Another thing: If there is someone concealing two baby pythons in his shirt who's trying to smuggle a bomb on my plane, I would just as soon the authorities take care of this matter while we're on the ground.
Because it seems to me that 26,000 feet over Ohio is not the place where we want to deal with this situation.
No. 1, I don't want to be sitting next to this character high above the clouds when one of those baby pythons starts peeking out from the collar of his shirt.
Look, I can handle a lot of things up there: bad food, screaming babies, stupid Jim Carrey movies. I can even handle a fat guy falling asleep on my shoulder and snoring for two hours.
But baby pythons coming out of a guy's shirt -- that's sort of pushing the envelope, isn't it?
I'm guessing that would really freak me out.
And No. 2, if we're cruising at 26,000 feet and an ashen-faced flight attendant rushes past me whispering to a colleague "I think there's a bomb under 27-A," it is pretty much going to ruin the flight for me.
The baby pythons would be bad enough. But then you throw a bomb on top of that well, it's not going to be a very restful flight.
So, again, if four or five hours are needed to prevent this from happening in mid-air, I'd tell whoever's conducting the investigation: Take your time, boys.
In fact, I'd offer to buy coffee for everyone. Heck, I might even spring for some treats for the bomb-sniffing dogs.
Anyway, reading about the incident in yesterday's paper, my favorite quote came from Maryland Transportation Authority spokesperson Lori Vidil, who said: "Obviously, the snakes were not something we were expecting to see."
This, of course, was a good thing to read, along with the touching news that the pythons were the man's pets, and they were in his shirt so they'd be warm.

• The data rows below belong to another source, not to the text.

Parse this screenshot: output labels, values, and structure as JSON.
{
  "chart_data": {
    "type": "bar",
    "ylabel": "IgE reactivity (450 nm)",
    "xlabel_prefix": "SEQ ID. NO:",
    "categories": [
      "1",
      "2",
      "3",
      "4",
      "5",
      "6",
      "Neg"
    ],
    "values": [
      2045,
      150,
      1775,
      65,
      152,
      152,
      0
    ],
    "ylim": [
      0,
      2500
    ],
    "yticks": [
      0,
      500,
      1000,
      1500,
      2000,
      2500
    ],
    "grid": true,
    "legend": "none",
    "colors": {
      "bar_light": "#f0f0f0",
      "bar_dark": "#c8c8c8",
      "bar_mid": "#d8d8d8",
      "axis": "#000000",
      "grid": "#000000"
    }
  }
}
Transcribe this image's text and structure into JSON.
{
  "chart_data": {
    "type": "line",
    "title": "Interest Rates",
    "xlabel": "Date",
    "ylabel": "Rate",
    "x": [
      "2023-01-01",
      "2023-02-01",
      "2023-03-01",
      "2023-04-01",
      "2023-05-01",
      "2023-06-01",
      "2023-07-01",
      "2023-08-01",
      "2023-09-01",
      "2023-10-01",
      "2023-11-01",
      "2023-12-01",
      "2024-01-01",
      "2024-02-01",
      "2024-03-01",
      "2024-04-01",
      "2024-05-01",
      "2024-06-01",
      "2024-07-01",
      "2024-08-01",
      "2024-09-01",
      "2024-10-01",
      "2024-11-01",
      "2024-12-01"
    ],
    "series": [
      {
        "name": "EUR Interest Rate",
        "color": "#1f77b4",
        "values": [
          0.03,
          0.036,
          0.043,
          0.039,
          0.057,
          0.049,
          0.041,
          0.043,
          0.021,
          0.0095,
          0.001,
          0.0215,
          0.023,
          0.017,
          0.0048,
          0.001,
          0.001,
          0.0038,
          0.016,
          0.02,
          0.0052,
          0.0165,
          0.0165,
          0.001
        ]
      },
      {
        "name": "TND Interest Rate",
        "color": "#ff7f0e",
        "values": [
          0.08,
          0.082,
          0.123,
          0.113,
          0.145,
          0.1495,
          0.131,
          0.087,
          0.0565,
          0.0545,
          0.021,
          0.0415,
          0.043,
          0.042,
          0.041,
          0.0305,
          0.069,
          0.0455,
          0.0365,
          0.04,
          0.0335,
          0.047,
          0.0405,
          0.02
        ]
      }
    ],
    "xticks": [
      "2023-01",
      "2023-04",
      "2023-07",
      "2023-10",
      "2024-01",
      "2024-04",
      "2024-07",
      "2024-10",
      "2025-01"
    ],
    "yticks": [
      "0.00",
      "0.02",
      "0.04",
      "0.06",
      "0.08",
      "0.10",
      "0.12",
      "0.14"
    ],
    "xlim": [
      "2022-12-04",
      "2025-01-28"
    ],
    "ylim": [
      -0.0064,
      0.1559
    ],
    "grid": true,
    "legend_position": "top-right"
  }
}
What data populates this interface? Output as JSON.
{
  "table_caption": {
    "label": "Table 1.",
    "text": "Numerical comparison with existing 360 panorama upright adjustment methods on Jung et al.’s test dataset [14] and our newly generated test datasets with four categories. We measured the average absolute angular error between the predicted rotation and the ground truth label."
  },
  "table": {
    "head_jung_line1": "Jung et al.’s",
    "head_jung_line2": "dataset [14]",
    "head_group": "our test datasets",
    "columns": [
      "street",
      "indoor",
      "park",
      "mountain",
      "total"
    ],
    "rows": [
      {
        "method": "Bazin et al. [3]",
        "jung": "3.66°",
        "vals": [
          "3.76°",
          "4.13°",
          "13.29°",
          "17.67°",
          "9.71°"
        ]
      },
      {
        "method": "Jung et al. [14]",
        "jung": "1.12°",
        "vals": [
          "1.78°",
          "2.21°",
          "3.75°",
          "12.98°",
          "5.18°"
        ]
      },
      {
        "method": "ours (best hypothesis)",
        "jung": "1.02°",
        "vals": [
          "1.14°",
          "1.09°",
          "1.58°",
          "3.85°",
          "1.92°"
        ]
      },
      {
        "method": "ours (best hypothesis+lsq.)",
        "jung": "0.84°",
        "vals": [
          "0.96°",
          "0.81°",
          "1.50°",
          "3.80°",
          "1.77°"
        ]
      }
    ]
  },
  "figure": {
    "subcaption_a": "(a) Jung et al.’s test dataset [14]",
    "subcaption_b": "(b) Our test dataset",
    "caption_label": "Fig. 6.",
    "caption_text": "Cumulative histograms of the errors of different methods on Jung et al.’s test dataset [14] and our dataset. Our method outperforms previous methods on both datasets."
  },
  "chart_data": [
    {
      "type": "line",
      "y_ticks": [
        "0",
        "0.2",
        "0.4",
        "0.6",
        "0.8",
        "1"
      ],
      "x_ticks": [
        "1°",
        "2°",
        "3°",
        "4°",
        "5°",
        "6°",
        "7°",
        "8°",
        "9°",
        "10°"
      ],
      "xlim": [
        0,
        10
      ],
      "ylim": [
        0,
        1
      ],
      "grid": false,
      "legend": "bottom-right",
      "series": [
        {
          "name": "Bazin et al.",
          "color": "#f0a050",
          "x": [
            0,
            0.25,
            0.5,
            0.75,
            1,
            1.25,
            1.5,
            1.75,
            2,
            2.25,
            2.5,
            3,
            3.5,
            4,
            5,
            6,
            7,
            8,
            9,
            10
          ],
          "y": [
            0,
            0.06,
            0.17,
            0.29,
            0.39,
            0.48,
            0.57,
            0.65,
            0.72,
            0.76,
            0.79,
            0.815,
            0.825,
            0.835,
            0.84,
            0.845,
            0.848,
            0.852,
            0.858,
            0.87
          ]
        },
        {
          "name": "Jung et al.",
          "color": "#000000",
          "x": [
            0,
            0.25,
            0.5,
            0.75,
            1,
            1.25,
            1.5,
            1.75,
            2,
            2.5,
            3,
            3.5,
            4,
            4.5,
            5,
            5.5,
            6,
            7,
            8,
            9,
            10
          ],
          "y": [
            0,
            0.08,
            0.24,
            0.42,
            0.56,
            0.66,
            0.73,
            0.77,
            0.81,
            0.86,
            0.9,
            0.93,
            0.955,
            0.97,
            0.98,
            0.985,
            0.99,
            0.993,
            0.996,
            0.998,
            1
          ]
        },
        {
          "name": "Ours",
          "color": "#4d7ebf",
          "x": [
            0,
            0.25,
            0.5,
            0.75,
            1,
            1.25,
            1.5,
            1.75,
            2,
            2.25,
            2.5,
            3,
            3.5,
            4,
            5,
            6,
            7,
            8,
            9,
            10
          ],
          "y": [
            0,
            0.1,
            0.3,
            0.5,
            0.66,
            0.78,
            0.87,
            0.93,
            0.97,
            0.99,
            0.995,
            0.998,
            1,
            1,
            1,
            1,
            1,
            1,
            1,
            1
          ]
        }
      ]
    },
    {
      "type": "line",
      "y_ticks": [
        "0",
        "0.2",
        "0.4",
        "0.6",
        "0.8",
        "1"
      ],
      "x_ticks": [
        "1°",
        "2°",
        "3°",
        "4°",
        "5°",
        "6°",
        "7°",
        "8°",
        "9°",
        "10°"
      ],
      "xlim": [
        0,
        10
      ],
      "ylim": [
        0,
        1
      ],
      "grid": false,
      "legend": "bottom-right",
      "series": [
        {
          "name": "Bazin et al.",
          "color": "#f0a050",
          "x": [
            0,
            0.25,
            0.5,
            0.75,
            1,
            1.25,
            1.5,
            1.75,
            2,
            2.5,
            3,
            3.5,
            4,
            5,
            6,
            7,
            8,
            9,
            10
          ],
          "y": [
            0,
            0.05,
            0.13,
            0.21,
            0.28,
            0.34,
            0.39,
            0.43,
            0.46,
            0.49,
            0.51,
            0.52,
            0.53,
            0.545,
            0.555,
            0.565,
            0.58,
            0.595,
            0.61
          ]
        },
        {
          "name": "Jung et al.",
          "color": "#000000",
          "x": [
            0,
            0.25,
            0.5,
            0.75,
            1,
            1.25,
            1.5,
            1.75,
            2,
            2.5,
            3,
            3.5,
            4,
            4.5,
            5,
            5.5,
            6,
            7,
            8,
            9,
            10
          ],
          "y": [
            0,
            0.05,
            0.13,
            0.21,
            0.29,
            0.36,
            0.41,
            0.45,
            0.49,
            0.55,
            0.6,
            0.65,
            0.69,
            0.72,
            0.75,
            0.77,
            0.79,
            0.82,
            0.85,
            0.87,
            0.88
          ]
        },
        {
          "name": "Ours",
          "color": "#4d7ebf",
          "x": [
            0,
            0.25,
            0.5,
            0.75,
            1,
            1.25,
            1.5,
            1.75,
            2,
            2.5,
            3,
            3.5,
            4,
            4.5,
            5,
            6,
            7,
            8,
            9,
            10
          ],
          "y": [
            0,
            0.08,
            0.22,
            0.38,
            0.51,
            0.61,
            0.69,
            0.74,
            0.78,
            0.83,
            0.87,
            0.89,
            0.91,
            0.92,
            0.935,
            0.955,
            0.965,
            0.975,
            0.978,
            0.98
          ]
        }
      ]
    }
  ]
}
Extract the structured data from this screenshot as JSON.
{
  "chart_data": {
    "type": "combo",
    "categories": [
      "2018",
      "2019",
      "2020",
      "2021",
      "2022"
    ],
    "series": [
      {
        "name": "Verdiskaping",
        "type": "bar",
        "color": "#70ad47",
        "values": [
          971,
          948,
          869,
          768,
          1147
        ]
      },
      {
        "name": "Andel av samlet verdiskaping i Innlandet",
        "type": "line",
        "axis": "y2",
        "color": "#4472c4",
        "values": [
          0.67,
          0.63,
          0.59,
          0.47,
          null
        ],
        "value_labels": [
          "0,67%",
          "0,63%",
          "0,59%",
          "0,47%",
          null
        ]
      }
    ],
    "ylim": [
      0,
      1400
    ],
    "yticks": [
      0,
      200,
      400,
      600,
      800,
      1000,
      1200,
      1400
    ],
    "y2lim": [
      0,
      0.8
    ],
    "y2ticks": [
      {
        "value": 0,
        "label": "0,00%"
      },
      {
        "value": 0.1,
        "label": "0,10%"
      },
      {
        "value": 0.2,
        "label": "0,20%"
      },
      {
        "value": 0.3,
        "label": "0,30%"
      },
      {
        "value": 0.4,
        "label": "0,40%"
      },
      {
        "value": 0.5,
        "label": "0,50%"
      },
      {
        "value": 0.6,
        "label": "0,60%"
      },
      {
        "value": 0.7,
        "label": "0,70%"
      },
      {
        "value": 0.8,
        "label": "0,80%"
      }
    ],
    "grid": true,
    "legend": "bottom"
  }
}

What wasn't such a good thing to read was a disturbing paragraph later in the story, where Ms. Vidil said she was not sure whether a passenger would be allowed to board a plane with snakes.
Not sure if you can board a plane with snakes?!
Should there really be any ambiguity about this?
Look, if there's not a regulation in place that says you can't carry snakes on board a plane, it's about time we get one on the books, isn't it?
And let's not get mired down in a lot of legal mumbo-jumbo here.
Just post something over by the airport metal detectors, maybe a silhouette of a man carrying snakes with a large red slash through it.
I know this would make a lot of us feel better about air travel.
And we hate to be pushy.
But if they could do something about people bringing dynamite on board, well, we'd appreciate that, too.